Voce principale: Basilica di San Paolo Maggiore.
Interamente affrescata da Francesco Solimena verso la fine del Seicento con Angeli, Allegorie, Virtù e la Caduta di San Paolo e di Simon Mago sulle grandi pareti frontali, rappresenta una delle principali opere espressive dell'autore napoletano.[1]
I lavori in sacrestia sono eseguiti secondo i più tipici canoni del barocco napoletano con gli affreschi compiuti in fase di piena maturità artistica del Solimena, caratterizzati da incorniciature decorate con motivi fitomorfi e floreali, attraverso stucco e dorature di Lorenzo Vaccaro, elementi questi eseguiti appena due anni prima del ciclo di affreschi.
Le opere del Solimena sono: sulle pareti di fondo, due grandi scene firmate e datate, raffiguranti La Caduta di Simon Mago, del 1690, e la Caduta di San Paolo, del 1689. Nella volta e nelle centine laterali, sono mostrate invece le Allegorie delle Virtù, mentre in posizione bassa e ruotante intorno al ciclo di affreschi, infine, vi sono dei medaglioni contenenti i ritratti dei quattro fondatori dell'ordine dei Teatini: San Gaetano, Paolo IV, Bonifacio da Colli e Paolo Consiglieri.

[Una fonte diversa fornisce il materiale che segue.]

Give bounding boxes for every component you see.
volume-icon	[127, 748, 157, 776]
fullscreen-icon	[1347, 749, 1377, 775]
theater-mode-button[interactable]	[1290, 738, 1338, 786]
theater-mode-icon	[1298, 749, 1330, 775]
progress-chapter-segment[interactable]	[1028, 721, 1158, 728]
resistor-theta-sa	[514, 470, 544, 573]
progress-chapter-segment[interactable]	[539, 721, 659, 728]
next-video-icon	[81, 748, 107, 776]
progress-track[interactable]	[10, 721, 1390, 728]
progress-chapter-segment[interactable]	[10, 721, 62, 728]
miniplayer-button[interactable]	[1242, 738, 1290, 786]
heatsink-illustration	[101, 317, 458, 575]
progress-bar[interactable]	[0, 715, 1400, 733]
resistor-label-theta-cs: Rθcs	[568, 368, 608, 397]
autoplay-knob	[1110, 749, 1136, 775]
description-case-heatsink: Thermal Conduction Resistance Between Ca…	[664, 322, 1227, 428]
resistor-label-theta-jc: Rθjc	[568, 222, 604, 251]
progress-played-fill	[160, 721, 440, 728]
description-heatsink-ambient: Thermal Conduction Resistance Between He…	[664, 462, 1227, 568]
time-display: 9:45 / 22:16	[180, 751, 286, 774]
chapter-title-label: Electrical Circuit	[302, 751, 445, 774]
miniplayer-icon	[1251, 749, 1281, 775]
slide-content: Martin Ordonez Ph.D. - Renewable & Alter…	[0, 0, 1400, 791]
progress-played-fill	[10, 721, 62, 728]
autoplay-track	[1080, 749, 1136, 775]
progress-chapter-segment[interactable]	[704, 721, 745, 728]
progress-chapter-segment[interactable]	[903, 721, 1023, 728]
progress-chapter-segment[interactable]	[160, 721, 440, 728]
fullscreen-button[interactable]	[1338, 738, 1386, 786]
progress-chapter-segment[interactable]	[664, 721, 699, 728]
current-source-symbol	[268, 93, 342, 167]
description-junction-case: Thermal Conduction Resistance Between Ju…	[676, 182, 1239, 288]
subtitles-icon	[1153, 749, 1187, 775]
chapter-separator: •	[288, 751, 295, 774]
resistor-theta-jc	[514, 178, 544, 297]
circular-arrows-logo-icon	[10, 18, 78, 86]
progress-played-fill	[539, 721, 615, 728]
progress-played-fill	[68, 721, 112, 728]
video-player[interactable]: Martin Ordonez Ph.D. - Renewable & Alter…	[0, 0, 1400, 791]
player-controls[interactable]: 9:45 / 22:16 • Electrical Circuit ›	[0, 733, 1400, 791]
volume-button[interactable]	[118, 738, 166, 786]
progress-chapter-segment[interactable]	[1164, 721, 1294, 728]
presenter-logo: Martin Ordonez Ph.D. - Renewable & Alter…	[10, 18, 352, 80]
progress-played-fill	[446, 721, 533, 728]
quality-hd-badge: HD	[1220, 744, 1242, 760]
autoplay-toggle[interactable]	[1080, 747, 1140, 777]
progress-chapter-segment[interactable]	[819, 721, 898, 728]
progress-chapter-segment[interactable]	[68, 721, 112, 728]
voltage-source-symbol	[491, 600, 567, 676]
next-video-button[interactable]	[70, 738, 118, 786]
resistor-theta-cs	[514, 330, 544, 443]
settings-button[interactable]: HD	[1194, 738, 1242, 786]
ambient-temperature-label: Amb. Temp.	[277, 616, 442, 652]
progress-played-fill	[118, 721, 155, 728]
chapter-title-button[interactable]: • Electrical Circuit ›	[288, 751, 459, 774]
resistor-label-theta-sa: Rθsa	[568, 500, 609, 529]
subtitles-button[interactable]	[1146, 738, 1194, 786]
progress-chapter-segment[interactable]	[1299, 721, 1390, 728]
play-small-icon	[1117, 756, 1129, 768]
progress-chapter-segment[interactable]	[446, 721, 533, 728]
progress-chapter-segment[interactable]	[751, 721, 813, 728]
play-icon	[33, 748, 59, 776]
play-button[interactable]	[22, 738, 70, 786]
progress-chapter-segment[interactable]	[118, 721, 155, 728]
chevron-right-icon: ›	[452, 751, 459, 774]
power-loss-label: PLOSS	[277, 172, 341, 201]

La storia costruttiva della sacrestia non è del tutto nota. Per certo si sa che essa è stata caratterizzata da numerose ridefinizioni degli spazi architettonici dovute al continuo adattamento con gli edifici circostanti, i quali alteravano l'ambiente basilicale. Per questi motivi, si resero necessari diversi restauri avvenuti durante gli anni settanta del XX secolo, soprattutto per quel che riguarda la parete su cui è affrescata la Caduta di Simon Mago, in quanto maggiormente esposta ai rischi esterni.[2]
Oltre al ciclo di affreschi, è presente nella sala anche mobilia di fine Seicento,[1] con un armadio circolare che ruota intorno alle pareti. Quello frontale, in origine ospitava un orologio in tartaruga ornato da finiture bronzee e da un piccolo dipinto raffigurante la Natività di scuola giordanesca; il pezzo d'epoca (risalente al 1678 e firmato da Lorenzo Shaiter)[1] è custodito in altri ambienti del complesso e per motivi di sicurezza non è visibile al pubblico. Si tratta comunque di uno dei più pregevoli oggetti mai realizzati nel Seicento.